Time passed more slowly in this place than it did on the earthly side of the veil, but still it passed.
As the child grew, the magic of the palace pressed up against her and she pressed up against it, until they began to grow as one. The fairies taught her spells and charms, intrigued that a mortal was able to perform them. They looked on with pride, noticing that their human child had become something more than human. One particular fairy smiled all the more kindly as he noted that she had become something more than a child, as well. He was young by fairy standards and fair by any standard. He made no advances, but the girl called Florabelle found herself wishing that he would.
With time, childhood fell away from her completely, like a snakeskin, and what emerged was a woman of remarkable talents.

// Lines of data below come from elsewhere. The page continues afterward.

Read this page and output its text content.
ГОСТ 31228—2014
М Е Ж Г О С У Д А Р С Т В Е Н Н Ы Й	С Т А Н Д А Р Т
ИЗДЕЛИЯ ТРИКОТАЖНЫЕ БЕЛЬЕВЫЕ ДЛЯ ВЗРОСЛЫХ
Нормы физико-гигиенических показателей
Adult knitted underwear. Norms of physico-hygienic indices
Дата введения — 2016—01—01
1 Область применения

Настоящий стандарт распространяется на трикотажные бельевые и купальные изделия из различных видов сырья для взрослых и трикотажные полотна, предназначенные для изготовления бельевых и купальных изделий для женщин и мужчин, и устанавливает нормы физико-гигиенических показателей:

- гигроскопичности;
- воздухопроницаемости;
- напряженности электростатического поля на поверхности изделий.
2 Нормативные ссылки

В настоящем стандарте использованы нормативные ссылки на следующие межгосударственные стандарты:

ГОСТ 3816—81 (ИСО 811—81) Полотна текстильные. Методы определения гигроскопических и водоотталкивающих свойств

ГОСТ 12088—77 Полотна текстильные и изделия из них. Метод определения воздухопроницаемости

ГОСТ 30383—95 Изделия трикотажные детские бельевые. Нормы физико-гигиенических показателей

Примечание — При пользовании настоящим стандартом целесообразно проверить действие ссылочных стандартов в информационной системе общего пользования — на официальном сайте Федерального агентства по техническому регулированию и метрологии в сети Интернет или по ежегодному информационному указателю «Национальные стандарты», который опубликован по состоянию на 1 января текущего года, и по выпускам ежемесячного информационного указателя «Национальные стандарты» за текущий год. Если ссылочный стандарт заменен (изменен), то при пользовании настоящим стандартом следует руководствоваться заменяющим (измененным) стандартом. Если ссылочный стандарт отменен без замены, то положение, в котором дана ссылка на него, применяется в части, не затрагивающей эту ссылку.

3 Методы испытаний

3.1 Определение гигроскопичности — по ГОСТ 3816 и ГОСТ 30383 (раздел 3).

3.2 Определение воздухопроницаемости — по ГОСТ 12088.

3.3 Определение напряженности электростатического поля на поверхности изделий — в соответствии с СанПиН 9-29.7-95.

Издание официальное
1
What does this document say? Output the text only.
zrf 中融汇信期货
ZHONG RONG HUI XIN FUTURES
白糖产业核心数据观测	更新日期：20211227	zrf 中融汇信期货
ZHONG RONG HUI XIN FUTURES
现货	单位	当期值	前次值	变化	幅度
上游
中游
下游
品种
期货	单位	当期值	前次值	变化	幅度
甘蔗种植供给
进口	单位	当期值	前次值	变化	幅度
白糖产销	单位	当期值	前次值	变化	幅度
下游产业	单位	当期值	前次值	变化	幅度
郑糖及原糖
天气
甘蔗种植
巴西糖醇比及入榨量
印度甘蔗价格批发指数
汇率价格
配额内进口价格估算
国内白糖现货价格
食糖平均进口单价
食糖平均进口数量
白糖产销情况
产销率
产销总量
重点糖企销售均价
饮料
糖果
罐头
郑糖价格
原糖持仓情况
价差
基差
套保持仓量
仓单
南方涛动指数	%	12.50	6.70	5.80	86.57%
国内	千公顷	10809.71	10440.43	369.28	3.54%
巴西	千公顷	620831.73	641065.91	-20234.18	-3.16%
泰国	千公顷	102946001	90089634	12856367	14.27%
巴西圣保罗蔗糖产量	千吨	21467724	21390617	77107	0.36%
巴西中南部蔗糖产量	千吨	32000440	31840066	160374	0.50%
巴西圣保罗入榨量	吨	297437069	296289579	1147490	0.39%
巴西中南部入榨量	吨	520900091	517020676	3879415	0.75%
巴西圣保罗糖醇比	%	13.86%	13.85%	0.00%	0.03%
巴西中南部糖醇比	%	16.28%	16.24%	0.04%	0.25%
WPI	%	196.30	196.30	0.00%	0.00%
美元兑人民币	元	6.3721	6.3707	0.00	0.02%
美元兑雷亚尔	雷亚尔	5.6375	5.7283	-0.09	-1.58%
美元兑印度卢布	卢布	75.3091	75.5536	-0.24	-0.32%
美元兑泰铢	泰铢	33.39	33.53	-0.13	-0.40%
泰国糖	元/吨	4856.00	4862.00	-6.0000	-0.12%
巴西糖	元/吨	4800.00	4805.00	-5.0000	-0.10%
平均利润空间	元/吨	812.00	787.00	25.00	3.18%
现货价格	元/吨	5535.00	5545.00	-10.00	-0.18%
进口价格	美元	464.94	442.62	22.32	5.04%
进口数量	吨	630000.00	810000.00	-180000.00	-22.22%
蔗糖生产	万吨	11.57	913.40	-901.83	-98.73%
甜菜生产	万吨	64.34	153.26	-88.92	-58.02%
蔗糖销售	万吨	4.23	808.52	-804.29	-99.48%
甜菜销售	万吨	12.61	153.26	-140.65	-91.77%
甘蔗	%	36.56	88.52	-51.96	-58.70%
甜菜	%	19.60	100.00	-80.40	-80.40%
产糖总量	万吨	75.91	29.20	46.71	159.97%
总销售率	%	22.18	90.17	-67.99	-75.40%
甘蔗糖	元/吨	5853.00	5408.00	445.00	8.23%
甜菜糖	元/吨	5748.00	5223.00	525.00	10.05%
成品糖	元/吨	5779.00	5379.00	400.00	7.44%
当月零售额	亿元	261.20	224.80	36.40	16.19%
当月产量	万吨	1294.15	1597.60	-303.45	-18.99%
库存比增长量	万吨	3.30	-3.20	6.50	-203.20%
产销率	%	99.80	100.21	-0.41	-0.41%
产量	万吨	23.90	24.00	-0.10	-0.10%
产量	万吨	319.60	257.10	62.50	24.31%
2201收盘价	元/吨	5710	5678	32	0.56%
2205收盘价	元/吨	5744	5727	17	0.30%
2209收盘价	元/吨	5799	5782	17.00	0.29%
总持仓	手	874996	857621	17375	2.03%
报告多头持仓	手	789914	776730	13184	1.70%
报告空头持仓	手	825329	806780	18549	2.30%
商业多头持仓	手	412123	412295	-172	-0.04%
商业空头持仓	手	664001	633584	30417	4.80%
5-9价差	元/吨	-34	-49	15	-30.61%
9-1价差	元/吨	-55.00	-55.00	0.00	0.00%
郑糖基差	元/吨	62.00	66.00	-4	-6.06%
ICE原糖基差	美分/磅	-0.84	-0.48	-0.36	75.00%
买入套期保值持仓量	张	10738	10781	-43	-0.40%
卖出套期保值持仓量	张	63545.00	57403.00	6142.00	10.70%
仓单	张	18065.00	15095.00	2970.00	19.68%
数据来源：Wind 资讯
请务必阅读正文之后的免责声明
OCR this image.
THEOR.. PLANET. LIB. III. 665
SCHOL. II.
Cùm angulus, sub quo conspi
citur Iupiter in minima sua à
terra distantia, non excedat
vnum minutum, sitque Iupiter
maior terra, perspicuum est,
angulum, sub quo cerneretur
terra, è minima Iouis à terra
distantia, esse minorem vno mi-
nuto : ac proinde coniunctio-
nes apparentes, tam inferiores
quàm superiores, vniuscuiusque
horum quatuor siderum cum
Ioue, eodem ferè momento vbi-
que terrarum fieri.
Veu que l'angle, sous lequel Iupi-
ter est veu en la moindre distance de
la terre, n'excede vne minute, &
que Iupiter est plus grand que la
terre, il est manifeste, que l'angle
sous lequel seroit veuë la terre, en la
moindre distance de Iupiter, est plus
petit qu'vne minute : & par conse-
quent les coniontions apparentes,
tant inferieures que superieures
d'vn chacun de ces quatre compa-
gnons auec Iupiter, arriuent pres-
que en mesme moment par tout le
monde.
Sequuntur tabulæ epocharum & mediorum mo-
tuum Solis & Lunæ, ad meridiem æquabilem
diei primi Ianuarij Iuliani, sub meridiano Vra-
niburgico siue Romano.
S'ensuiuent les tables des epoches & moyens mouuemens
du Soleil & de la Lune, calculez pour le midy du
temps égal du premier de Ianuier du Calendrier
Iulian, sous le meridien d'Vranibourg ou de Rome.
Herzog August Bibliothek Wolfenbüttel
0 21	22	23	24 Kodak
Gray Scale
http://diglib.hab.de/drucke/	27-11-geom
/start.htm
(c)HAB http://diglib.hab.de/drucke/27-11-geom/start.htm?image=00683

Her handsome fairy waited. He did not age. He did not sour. When she was ready, she made her own advances. She slipped her hand into his and pressed her head against his chest. He did not protest.
There was a courtship and there was a wedding, and in time the woman called Florabelle conceived a child of her own. Her husband saw joy in her face, but also sadness. She confessed she did not want her baby to be born so far from her home. It pained him to hear her say it, but he promised her that he would take them back across the veil when the time came.